3min

Tags in dit artikel

, , ,

Europa sleutelt aan een wetgeving om kunstmatige intelligentie te reguleren. Europese regelgevers zijn daar zelf erg tevreden over, maar hoe wordt de AI Act verder onthaald?

Nu de krijtlijnen voor de AI-wet bekend zijn, begint een discussie los te barsten rond de mogelijke gevolgen. Het ene kamp gelooft dat regels nodig zijn om de risico’s van krachtige AI-technologie in te perken, terwijl het andere kamp overtuigd is dat regulering nefast zullen uitdraaien voor de Europese economie. Is het uitgesloten dat veilige AI-producten ook economische welvaart meebrengen?

‘Industriële revolutie’ zonder Europa

De EU “voorkomt dat de industriële revolutie zal plaatsvinden” en stelt zichzelf voor als “geen onderdeel van de wereld van de toekomst”, zegt Joe Lonsdale aan Bloomberg. Hij verschijnt regelmatig in de Amerikaanse media rondom AI-thema’s als uitgesproken voorstander van de technologie. Volgens hem heeft de technologie het potentieel een derde industriële revolutie te veroorzaken en moet ieder bedrijf het al in zijn organisatie hebben.

Hij behaalde een bachelor in informatica in 2003. Ondertussen heeft hij enkele technologische bedrijven mee opgericht, waaronder bedrijven die kunstmatige intelligentie inzetten. Later groeide hij uit tot zakenman en durfkapitalist.  

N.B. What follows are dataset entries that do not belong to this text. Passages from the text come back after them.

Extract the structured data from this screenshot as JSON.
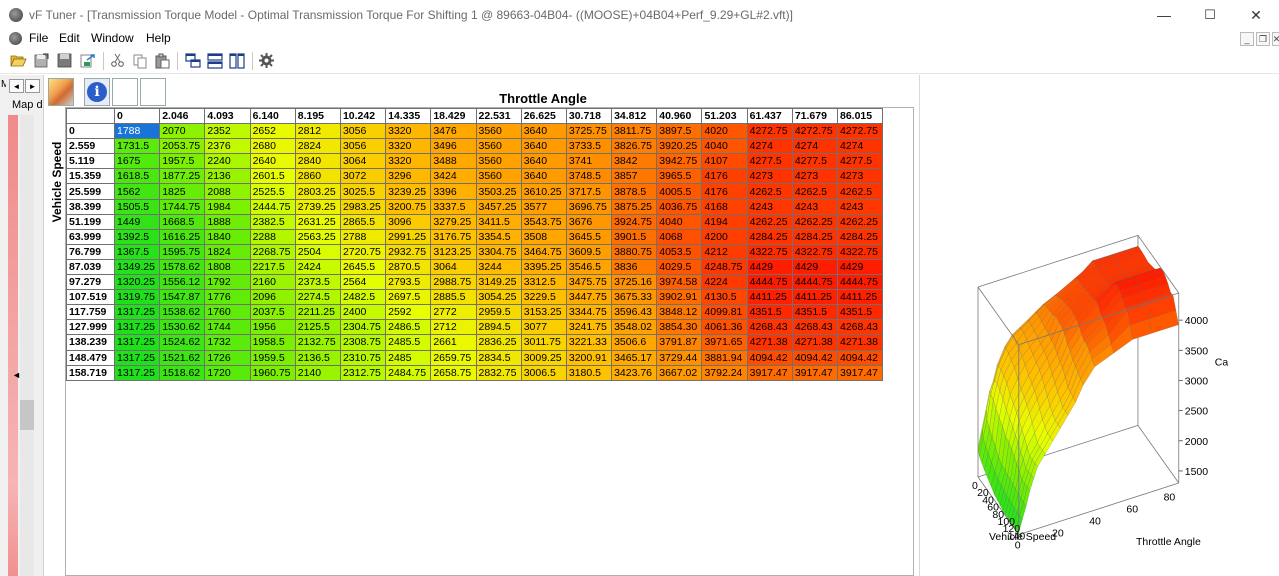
{
  "window": {
    "title": "vF Tuner  - [Transmission Torque Model - Optimal Transmission Torque For Shifting 1 @ 89663-04B04- ((MOOSE)+04B04+Perf_9.29+GL#2.vft)]",
    "minimize": "—",
    "maximize": "☐",
    "close": "✕"
  },
  "menu": {
    "items": [
      "File",
      "Edit",
      "Window",
      "Help"
    ],
    "mdi_minimize": "_",
    "mdi_restore": "❐",
    "mdi_close": "✕"
  },
  "sidebar": {
    "stub": "M",
    "label": "Map d",
    "left_arrow": "◄",
    "right_arrow": "►",
    "marker": "◄"
  },
  "grid": {
    "title": "Throttle Angle",
    "ylabel": "Vehicle Speed",
    "columns": [
      "0",
      "2.046",
      "4.093",
      "6.140",
      "8.195",
      "10.242",
      "14.335",
      "18.429",
      "22.531",
      "26.625",
      "30.718",
      "34.812",
      "40.960",
      "51.203",
      "61.437",
      "71.679",
      "86.015"
    ],
    "rows": [
      {
        "label": "0",
        "values": [
          "1788",
          "2070",
          "2352",
          "2652",
          "2812",
          "3056",
          "3320",
          "3476",
          "3560",
          "3640",
          "3725.75",
          "3811.75",
          "3897.5",
          "4020",
          "4272.75",
          "4272.75",
          "4272.75"
        ]
      },
      {
        "label": "2.559",
        "values": [
          "1731.5",
          "2053.75",
          "2376",
          "2680",
          "2824",
          "3056",
          "3320",
          "3496",
          "3560",
          "3640",
          "3733.5",
          "3826.75",
          "3920.25",
          "4040",
          "4274",
          "4274",
          "4274"
        ]
      },
      {
        "label": "5.119",
        "values": [
          "1675",
          "1957.5",
          "2240",
          "2640",
          "2840",
          "3064",
          "3320",
          "3488",
          "3560",
          "3640",
          "3741",
          "3842",
          "3942.75",
          "4107",
          "4277.5",
          "4277.5",
          "4277.5"
        ]
      },
      {
        "label": "15.359",
        "values": [
          "1618.5",
          "1877.25",
          "2136",
          "2601.5",
          "2860",
          "3072",
          "3296",
          "3424",
          "3560",
          "3640",
          "3748.5",
          "3857",
          "3965.5",
          "4176",
          "4273",
          "4273",
          "4273"
        ]
      },
      {
        "label": "25.599",
        "values": [
          "1562",
          "1825",
          "2088",
          "2525.5",
          "2803.25",
          "3025.5",
          "3239.25",
          "3396",
          "3503.25",
          "3610.25",
          "3717.5",
          "3878.5",
          "4005.5",
          "4176",
          "4262.5",
          "4262.5",
          "4262.5"
        ]
      },
      {
        "label": "38.399",
        "values": [
          "1505.5",
          "1744.75",
          "1984",
          "2444.75",
          "2739.25",
          "2983.25",
          "3200.75",
          "3337.5",
          "3457.25",
          "3577",
          "3696.75",
          "3875.25",
          "4036.75",
          "4168",
          "4243",
          "4243",
          "4243"
        ]
      },
      {
        "label": "51.199",
        "values": [
          "1449",
          "1668.5",
          "1888",
          "2382.5",
          "2631.25",
          "2865.5",
          "3096",
          "3279.25",
          "3411.5",
          "3543.75",
          "3676",
          "3924.75",
          "4040",
          "4194",
          "4262.25",
          "4262.25",
          "4262.25"
        ]
      },
      {
        "label": "63.999",
        "values": [
          "1392.5",
          "1616.25",
          "1840",
          "2288",
          "2563.25",
          "2788",
          "2991.25",
          "3176.75",
          "3354.5",
          "3508",
          "3645.5",
          "3901.5",
          "4068",
          "4200",
          "4284.25",
          "4284.25",
          "4284.25"
        ]
      },
      {
        "label": "76.799",
        "values": [
          "1367.5",
          "1595.75",
          "1824",
          "2268.75",
          "2504",
          "2720.75",
          "2932.75",
          "3123.25",
          "3304.75",
          "3464.75",
          "3609.5",
          "3880.75",
          "4053.5",
          "4212",
          "4322.75",
          "4322.75",
          "4322.75"
        ]
      },
      {
        "label": "87.039",
        "values": [
          "1349.25",
          "1578.62",
          "1808",
          "2217.5",
          "2424",
          "2645.5",
          "2870.5",
          "3064",
          "3244",
          "3395.25",
          "3546.5",
          "3836",
          "4029.5",
          "4248.75",
          "4429",
          "4429",
          "4429"
        ]
      },
      {
        "label": "97.279",
        "values": [
          "1320.25",
          "1556.12",
          "1792",
          "2160",
          "2373.5",
          "2564",
          "2793.5",
          "2988.75",
          "3149.25",
          "3312.5",
          "3475.75",
          "3725.16",
          "3974.58",
          "4224",
          "4444.75",
          "4444.75",
          "4444.75"
        ]
      },
      {
        "label": "107.519",
        "values": [
          "1319.75",
          "1547.87",
          "1776",
          "2096",
          "2274.5",
          "2482.5",
          "2697.5",
          "2885.5",
          "3054.25",
          "3229.5",
          "3447.75",
          "3675.33",
          "3902.91",
          "4130.5",
          "4411.25",
          "4411.25",
          "4411.25"
        ]
      },
      {
        "label": "117.759",
        "values": [
          "1317.25",
          "1538.62",
          "1760",
          "2037.5",
          "2211.25",
          "2400",
          "2592",
          "2772",
          "2959.5",
          "3153.25",
          "3344.75",
          "3596.43",
          "3848.12",
          "4099.81",
          "4351.5",
          "4351.5",
          "4351.5"
        ]
      },
      {
        "label": "127.999",
        "values": [
          "1317.25",
          "1530.62",
          "1744",
          "1956",
          "2125.5",
          "2304.75",
          "2486.5",
          "2712",
          "2894.5",
          "3077",
          "3241.75",
          "3548.02",
          "3854.30",
          "4061.36",
          "4268.43",
          "4268.43",
          "4268.43"
        ]
      },
      {
        "label": "138.239",
        "values": [
          "1317.25",
          "1524.62",
          "1732",
          "1958.5",
          "2132.75",
          "2308.75",
          "2485.5",
          "2661",
          "2836.25",
          "3011.75",
          "3221.33",
          "3506.6",
          "3791.87",
          "3971.65",
          "4271.38",
          "4271.38",
          "4271.38"
        ]
      },
      {
        "label": "148.479",
        "values": [
          "1317.25",
          "1521.62",
          "1726",
          "1959.5",
          "2136.5",
          "2310.75",
          "2485",
          "2659.75",
          "2834.5",
          "3009.25",
          "3200.91",
          "3465.17",
          "3729.44",
          "3881.94",
          "4094.42",
          "4094.42",
          "4094.42"
        ]
      },
      {
        "label": "158.719",
        "values": [
          "1317.25",
          "1518.62",
          "1720",
          "1960.75",
          "2140",
          "2312.75",
          "2484.75",
          "2658.75",
          "2832.75",
          "3006.5",
          "3180.5",
          "3423.76",
          "3667.02",
          "3792.24",
          "3917.47",
          "3917.47",
          "3917.47"
        ]
      }
    ]
  },
  "plot": {
    "z_ticks": [
      "4000",
      "3500",
      "3000",
      "2500",
      "2000",
      "1500"
    ],
    "z_label_stub": "Ca",
    "speed_ticks": [
      "0",
      "20",
      "40",
      "60",
      "80",
      "100",
      "120",
      "140"
    ],
    "throttle_ticks": [
      "0",
      "20",
      "40",
      "60",
      "80"
    ],
    "speed_label": "Vehicle Speed",
    "throttle_label": "Throttle Angle"
  }
}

De vraag is alleen zijn de zorgen gefundeerd? Er lijkt in ieder geval voorzichtigheid nodig om grote AI-producten niet uit Europa te zien verdwijnen. Sam Altman, bekender figuur in de IT-wereld als CEO van OpenAI, sprak zich eerder al uit over een mogelijke verdwijning van AI-bedrijven uit Europa als de regels te moeilijk te volgen worden. Zelf is hij niet van plan ChatGPT uit Europa te halen omwille van de AI-wet, maar hij waarschuwt hier voor de mogelijke acties van andere bedrijven.

ChatGPT blijft

De CEO is zelf in wezen een groot voorstander van veiligheidswetgeving voor AI. Hij pleit voor duidelijke veiligheidsvereisten waaraan AI-ontwikkelaars moeten voldoen voor de officiële uitgave van een nieuw product.

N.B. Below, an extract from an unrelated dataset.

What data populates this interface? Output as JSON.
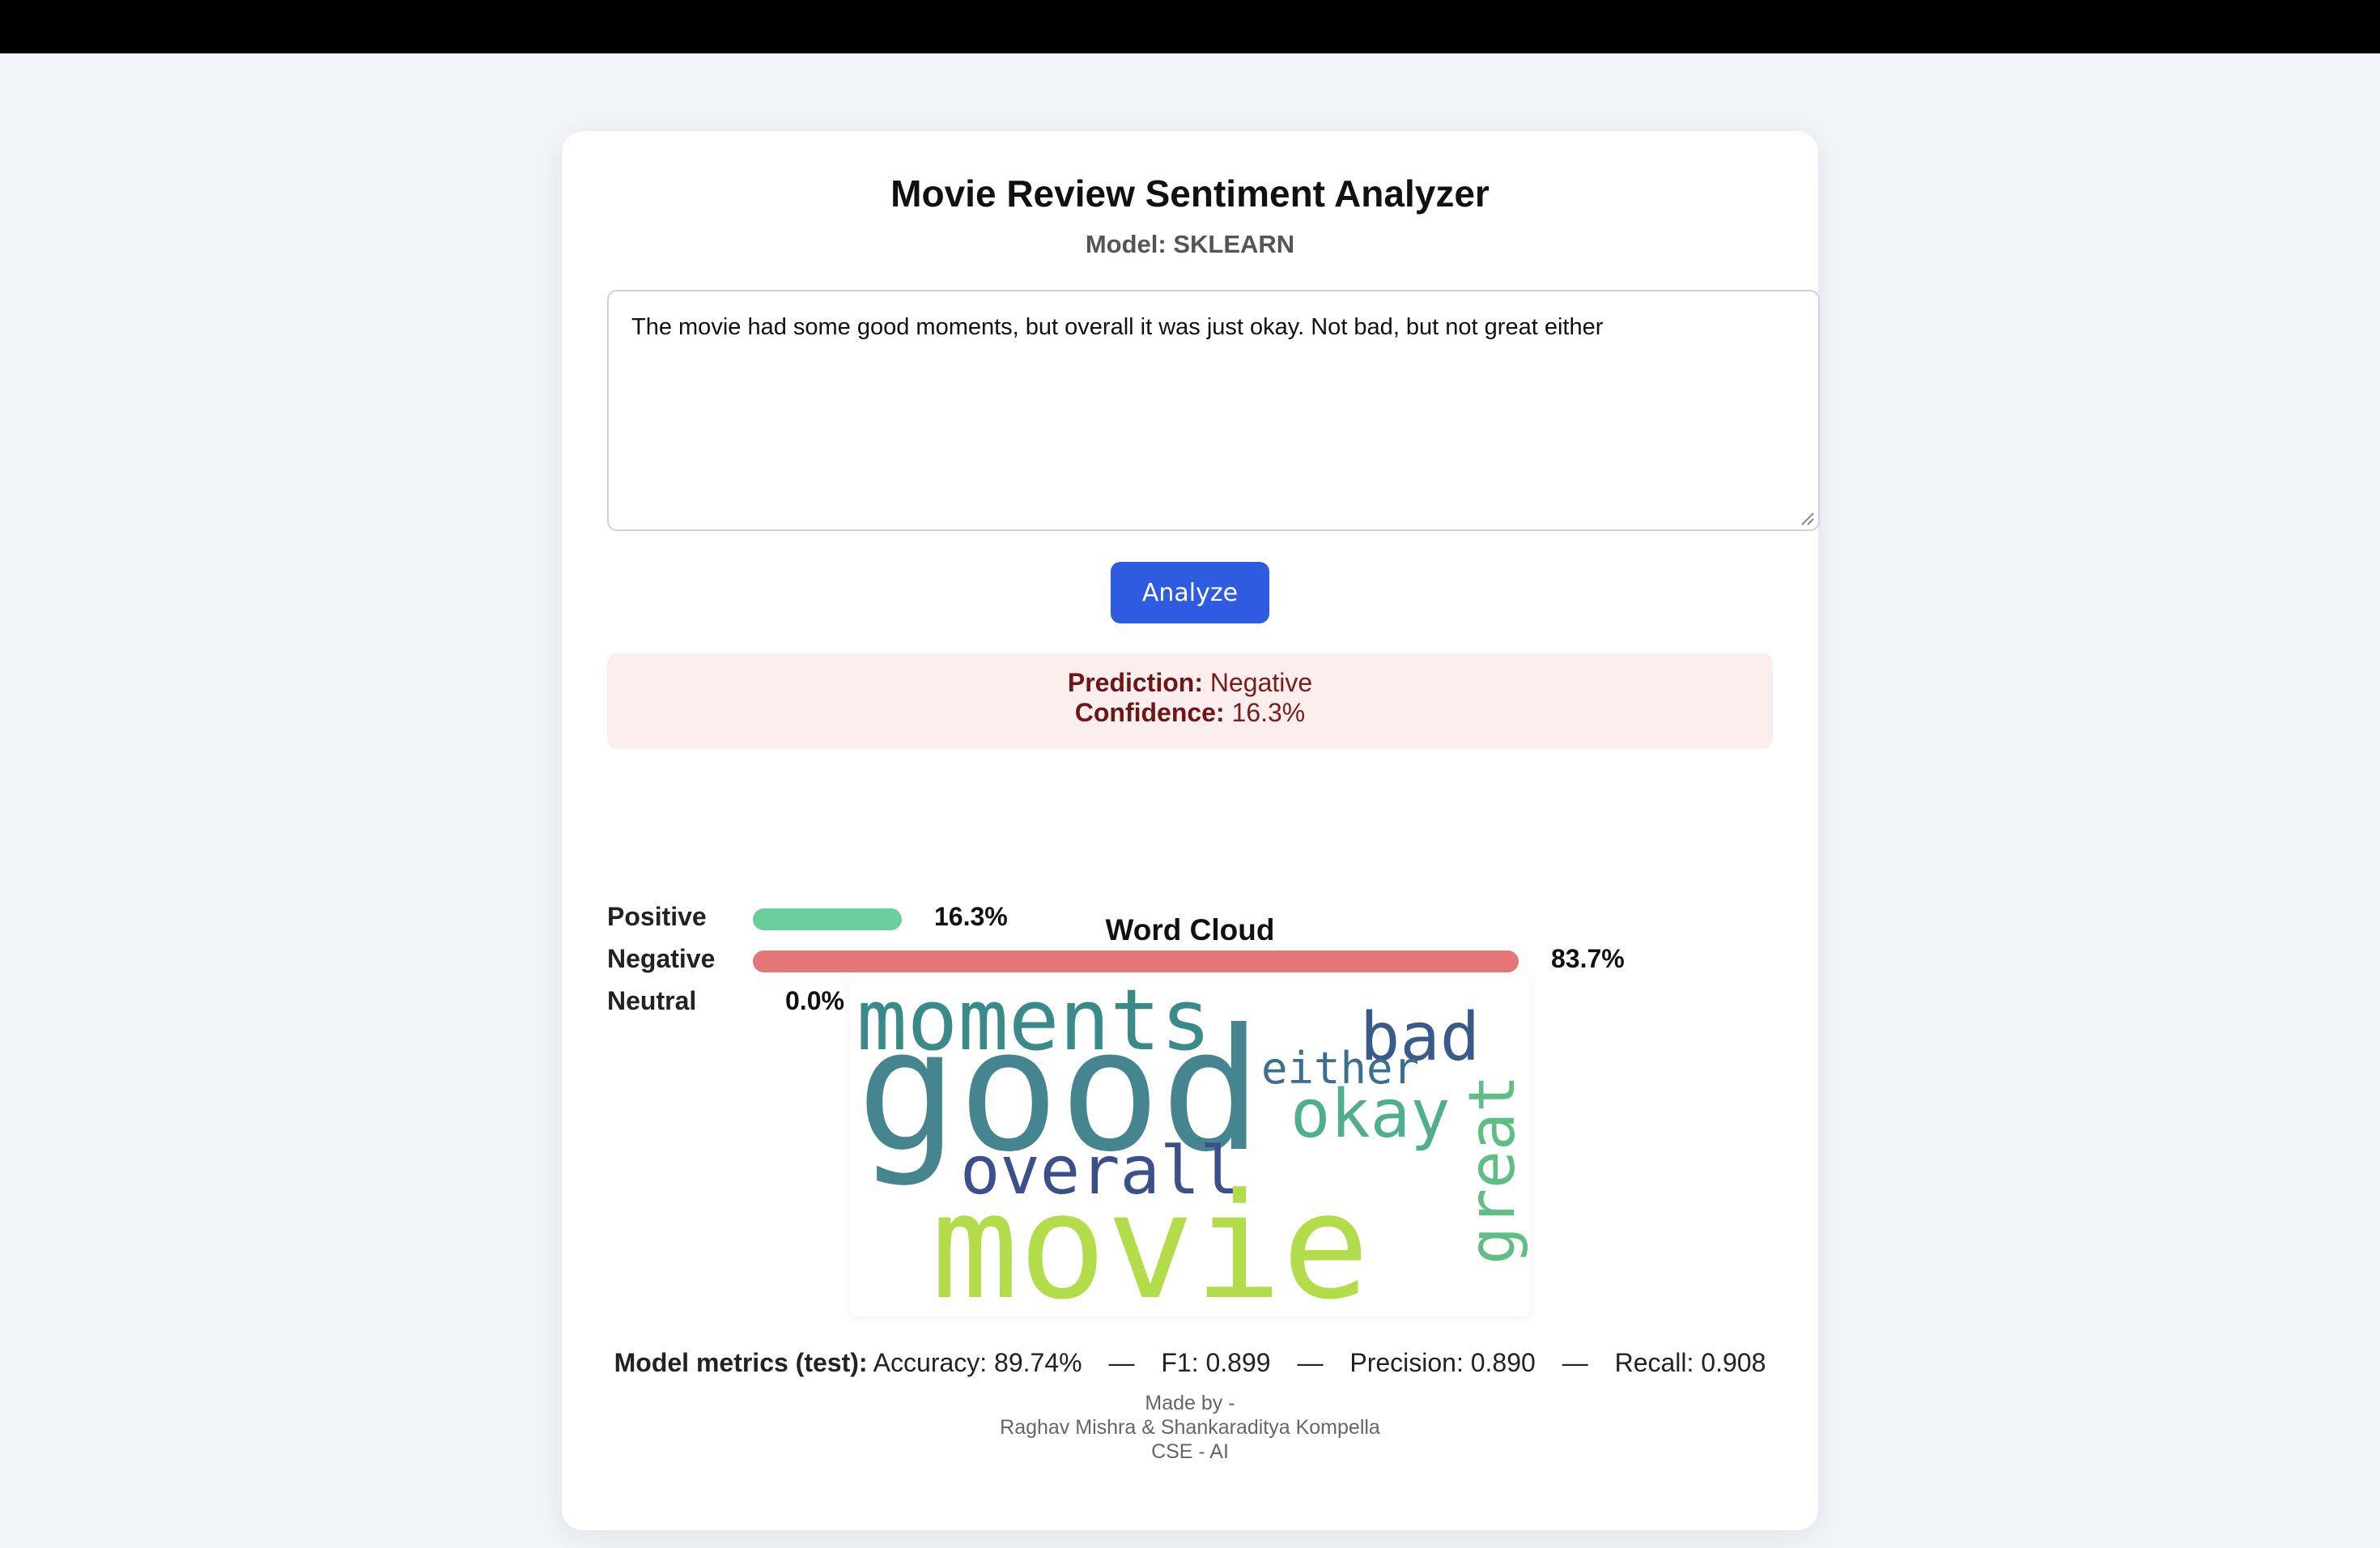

Als een grote speler in het AI-veld zelf pleit voor regulering van zijn technologie, kunnen we als Europa misschien maar beter luisteren. Dat gebeurt met de AI Act, waarmee de EU probeert als eerste in de wereld een set van regels voor kunstmatige intelligentie uit te zetten. De EU is een pionier, maar zal ook zelf de valkuilen van een beleid moeten ontdekken bij het ontbreken van een goed voorbeeld in de wereld.

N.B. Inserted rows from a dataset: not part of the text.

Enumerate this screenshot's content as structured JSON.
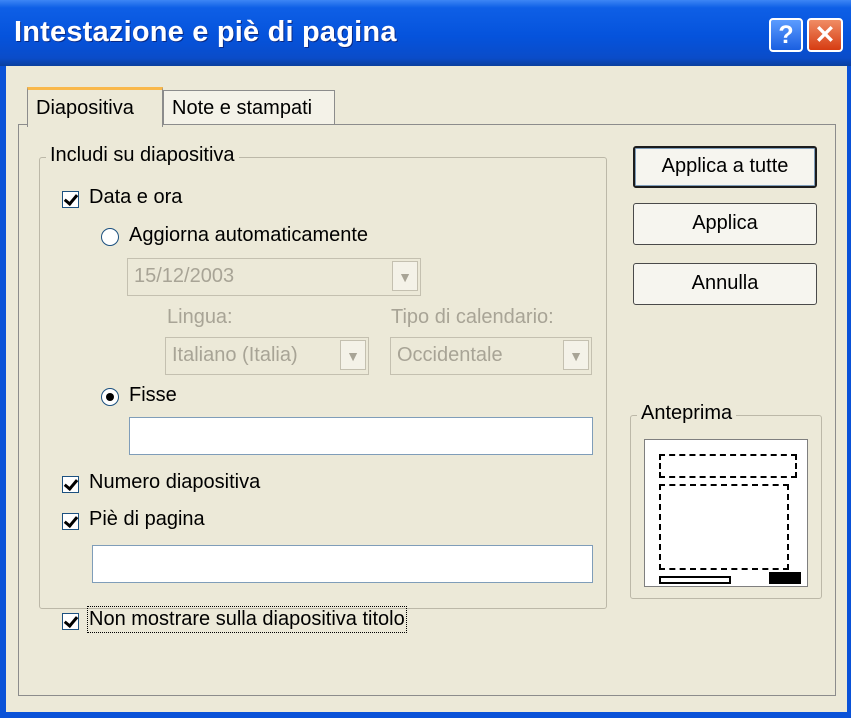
{
  "window": {
    "title": "Intestazione e piè di pagina",
    "help_glyph": "?",
    "close_glyph": "✕"
  },
  "tabs": [
    {
      "label": "Diapositiva",
      "active": true
    },
    {
      "label": "Note e stampati",
      "active": false
    }
  ],
  "include_group": {
    "label": "Includi su diapositiva",
    "date_time": {
      "label": "Data e ora",
      "checked": true
    },
    "auto_update": {
      "label": "Aggiorna automaticamente",
      "selected": false,
      "date_value": "15/12/2003",
      "language_label": "Lingua:",
      "language_value": "Italiano (Italia)",
      "calendar_label": "Tipo di calendario:",
      "calendar_value": "Occidentale"
    },
    "fixed": {
      "label": "Fisse",
      "selected": true,
      "value": ""
    },
    "slide_number": {
      "label": "Numero diapositiva",
      "checked": true
    },
    "footer": {
      "label": "Piè di pagina",
      "checked": true,
      "value": ""
    }
  },
  "dont_show_title": {
    "label": "Non mostrare sulla diapositiva titolo",
    "checked": true
  },
  "buttons": {
    "apply_all": "Applica a tutte",
    "apply": "Applica",
    "cancel": "Annulla"
  },
  "preview": {
    "label": "Anteprima"
  },
  "icons": {
    "dropdown": "chevron-down-icon",
    "help": "help-icon",
    "close": "close-icon"
  },
  "colors": {
    "titlebar": "#0553dc",
    "dialog_bg": "#ece9d8",
    "close_button": "#d63c12",
    "tab_highlight": "#f9b84b"
  }
}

De regels worden tot de officiële inwerkingtreding in 2025 eigenlijk voortdurend getest door experten die publiekelijk hun mening geven over de wet. Een publiekelijke testperiode die ook voor AI-ontwikkelaars belangrijk moet zijn, aldus Altman. De Europese Unie doet er zelf ook wat aan om niet vanaf hogerop regels te verzinnen voor een veld waar het zelf eigenlijk niet zoveel vanaf weet. De wetgeving zal bottom-up tot stand komen door betrekking van bedrijven en ontwikkelaars die al actief bezig zijn met AI in het uitzetten van de standaarden.

Afkijken

Hoewel de EU vaak uitspreekt dat de AI-wet de eerste regulering van kunstmatige intelligentie in de wereld zal zijn, wordt er op andere plaatsen net zo goed aan een wettelijk kader gesleuteld. Het Verenigd Koninkrijk bijvoorbeeld wil de technologie graag omarmen, maar wil ook zekerheid over de veiligheid ervan. Daarvoor dompelt het zichzelf onder in de technologie en krijgt het vroege toegang tot de modellen van DeepMind, OpenAI en Anthropic voor onderzoeksdoeleinden.  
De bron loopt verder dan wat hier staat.